Morse code is a method used in telecommunication to encode text characters as standardized sequences of two different signal durations, called dots and dashes, or dits and dahs. Each Morse code symbol is formed by a sequence of dits and dahs. The dit duration is the basic unit of time measurement in Morse code transmission. The duration of a dah is three times the duration of a dit. Each dit or dah within an encoded character is followed by a period of signal absence, called a space, equal to the dit duration. The letters of a word are separated by a space of duration equal to three dits, and words are separated by a space equal to seven dits.
To program the dits and dahs I assigned a time duration of milliseconds to each of them. 100ms for dit and 300ms for dah. Then I simple utilized the delay function to set the timing for switching the embedded LED on the board ON and OFF to communicate each letter. The word I have programmed is 'help'. I got the morse code for each letter from the International Morse Code sheet attached above.
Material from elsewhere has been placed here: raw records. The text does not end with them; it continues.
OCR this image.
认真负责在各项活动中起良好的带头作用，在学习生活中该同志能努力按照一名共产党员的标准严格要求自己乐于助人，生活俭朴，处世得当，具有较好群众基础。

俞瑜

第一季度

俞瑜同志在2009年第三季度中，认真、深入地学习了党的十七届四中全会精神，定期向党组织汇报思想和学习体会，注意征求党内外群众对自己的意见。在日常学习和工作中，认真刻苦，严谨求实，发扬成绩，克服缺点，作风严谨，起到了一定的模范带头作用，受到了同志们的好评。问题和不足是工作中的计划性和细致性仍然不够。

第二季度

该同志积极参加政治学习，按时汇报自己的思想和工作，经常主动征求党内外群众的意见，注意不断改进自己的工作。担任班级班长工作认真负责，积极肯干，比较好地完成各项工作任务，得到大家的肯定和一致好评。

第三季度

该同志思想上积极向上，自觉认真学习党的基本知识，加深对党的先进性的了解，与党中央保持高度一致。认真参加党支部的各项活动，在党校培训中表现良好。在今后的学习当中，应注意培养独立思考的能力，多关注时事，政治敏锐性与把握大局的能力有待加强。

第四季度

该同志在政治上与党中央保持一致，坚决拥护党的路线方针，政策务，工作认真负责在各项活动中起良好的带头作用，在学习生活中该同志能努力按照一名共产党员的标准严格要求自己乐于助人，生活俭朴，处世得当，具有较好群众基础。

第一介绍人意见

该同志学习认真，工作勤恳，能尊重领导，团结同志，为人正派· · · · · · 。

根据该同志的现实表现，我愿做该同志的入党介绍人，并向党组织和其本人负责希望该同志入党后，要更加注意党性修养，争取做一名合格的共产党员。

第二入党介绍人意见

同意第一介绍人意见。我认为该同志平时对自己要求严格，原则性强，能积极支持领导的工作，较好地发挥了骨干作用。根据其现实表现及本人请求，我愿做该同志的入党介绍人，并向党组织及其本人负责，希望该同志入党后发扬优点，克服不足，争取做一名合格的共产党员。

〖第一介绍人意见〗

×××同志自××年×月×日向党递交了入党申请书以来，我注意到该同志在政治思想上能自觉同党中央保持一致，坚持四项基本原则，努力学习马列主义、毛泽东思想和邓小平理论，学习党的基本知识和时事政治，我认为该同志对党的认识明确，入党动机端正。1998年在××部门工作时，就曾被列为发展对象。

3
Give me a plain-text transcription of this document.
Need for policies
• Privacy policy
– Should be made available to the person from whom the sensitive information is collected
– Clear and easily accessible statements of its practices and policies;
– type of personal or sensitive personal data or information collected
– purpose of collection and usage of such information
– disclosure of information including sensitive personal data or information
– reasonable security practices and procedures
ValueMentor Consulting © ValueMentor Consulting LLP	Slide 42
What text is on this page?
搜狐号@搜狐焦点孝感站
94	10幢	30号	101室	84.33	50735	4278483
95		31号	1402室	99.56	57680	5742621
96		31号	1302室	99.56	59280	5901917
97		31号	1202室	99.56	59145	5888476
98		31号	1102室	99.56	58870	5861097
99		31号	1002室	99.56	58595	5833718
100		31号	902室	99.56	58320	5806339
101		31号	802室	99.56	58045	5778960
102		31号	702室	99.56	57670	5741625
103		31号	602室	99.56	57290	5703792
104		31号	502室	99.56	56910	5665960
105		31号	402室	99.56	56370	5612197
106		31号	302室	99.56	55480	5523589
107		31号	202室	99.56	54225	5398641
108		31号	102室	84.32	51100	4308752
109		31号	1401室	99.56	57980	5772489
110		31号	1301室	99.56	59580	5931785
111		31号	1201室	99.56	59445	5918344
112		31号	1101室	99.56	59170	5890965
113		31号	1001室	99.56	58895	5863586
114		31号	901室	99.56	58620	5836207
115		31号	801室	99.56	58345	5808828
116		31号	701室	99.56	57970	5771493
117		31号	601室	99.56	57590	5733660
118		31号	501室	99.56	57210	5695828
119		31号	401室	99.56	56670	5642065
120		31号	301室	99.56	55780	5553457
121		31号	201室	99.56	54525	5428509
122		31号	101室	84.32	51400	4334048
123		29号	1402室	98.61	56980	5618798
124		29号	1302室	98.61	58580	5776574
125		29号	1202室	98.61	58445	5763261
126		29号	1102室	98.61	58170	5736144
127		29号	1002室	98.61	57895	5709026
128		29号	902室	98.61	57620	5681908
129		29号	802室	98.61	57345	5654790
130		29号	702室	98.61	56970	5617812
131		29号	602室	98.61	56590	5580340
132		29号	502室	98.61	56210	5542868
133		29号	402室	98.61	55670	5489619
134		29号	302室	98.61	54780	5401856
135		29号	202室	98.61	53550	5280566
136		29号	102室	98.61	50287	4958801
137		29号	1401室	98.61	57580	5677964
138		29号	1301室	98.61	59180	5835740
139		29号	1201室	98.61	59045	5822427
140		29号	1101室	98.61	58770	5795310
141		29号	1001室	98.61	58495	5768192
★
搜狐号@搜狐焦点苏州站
The Serial Monitor is an essential tool when creating projects with Arduino. It can be used as a debugging tool, testing out concepts or to communicate directly with the Arduino board.
My aim here was to switch the embedded LED- ON and OFF via user input on Serial Monitor. To keep things simple and quick: If the user enters the number *1* the LED is switched *ON* and if *0* is entered, the LED is switched *OFF*. The code was written in the following steps:
1. A new Arduino IDE software window was opened.

2. The embedded LED is connected to pin 13 on the board so I initialized that first.
3. Then I initialized a variable called "entry" to which the user inputs (1/0) would be assigned in loop.
4. In void setup (), I set the embedded LED pin as output.
5. Then I configured to communicate with the computer by setting up the Baud Rate, which is done by writing Serial.begin(9600);. Here, the 9600 represents the baud rate, which is the maximum bits per seconds that can be transferred.
6. In void loop (), 'if' statement is used to read any data that will be entered on to the serial monitor. Serial.available returns the number of characters that have been received and are ready to be read. This line is making sure that you don't run that bit of code unless there is actually some serial data there that is ready to read. Inside this if statement, the 'entry' variable is called and Serial.read() is used to read the characters that will be assigned to it from the serial stream.
7. Then using the 'if-else if' statement I coded the output of the LED on pin 13. digitalWrite() writes a HIGH or a LOW value to a digital pin. If the pin has been configured as an OUTPUT with pinMode() , its voltage will be set to the corresponding value: 5V (or 3.3V on 3.3V boards) for HIGH , 0V (ground) for LOW. Another important thing to note in the code is that, in C language, the equality is represented with double equal (==) signs while assigning a value to the variable is represented with a single equal (=) sign.
Lastly, I wrote the if-else if code as, if the variable 'entry' is equal to (==) 1, the LED should be turned ON. else if the variable 'entry' is equal to (==) 0 the LED should be turned OFF.
8. Then I clicked on Compile option on the left of Upload option. I don't think it is mandatory but it is like a final check for any errors in the code so I did that.
9. With my Arduino Board connected to my laptop and the software, I clicked on Upload option and also opened the Serial Monitor window on the side.

NOTE: Since I was working with C language after a very long time, I initially wrote the code with the help of this tutorial to ease my performance anxiety =p and once it worked successfully, I then studied each statement individually to understand the code as a whole.